C’est à partir de cette procédure que vous pourrez avoir accès au centre. Nous fonctionnons en régime d’internat exclusivement et l’inscription annuelle est de 5000 FCFA, c’est-à-dire que, c’est l’Etat qui prend tout en charge, puisque vous êtes à l’internat et votre inscription également est de 5000 francs.
Les parents eux-mêmes, au vu des difficultés de l’institut, se sont dit que nous allons aider l’administration et donc, suite à une réunion des parents d’élèves, ceux-ci ont décidé de payer 1000 FCFA par parent pendant 6 mois pour le transport des enfants, puisque nous avons un car de ramassage, ce qui fait 6000 FCFA de janvier à juin. Ensuite ils ont décidé de donner 1000FCFA par personne pour les détergents : savon et autres dans le cadre de l’hygiène donc cela fait 7000 Fcfa plus les 5000FCFA ça fait un total de 12000 FCFA par an.

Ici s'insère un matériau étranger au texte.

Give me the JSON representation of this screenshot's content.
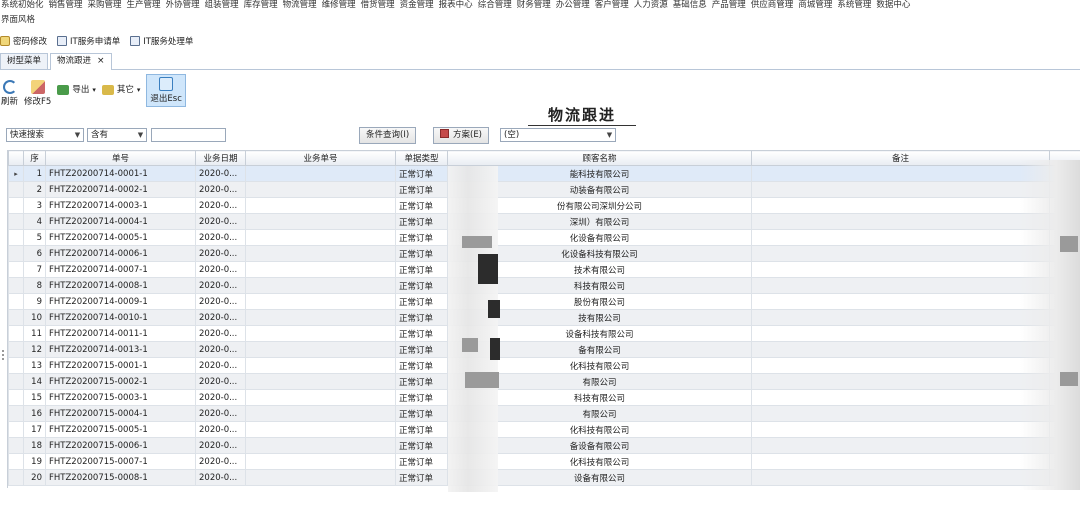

Voilà la raison pour laquelle, les parents paient 12000 frs décidés par eux-mêmes, si non ce que l’Etat demande c’est 5000 FCFA par enfant par année. De plus, cette année des ONG se sont portées volontaires pour payer entièrement la scolarité de tous les enfants.
Nos sources de financement c’est d’abord l’Etat, ensuite les personnes physiques et des personnes morales qui viennent nous aider à gérer l’institution. Je vous ai dit que la maternelle a été créée par l’agence de coopération turque et que l’institut même a été créé par la Caritas Suisse ainsi de suite, voilà les trois types de financement que nous avons.
AIP : Est-ce que vous avez un appel à lancer aux autorités compétentes ?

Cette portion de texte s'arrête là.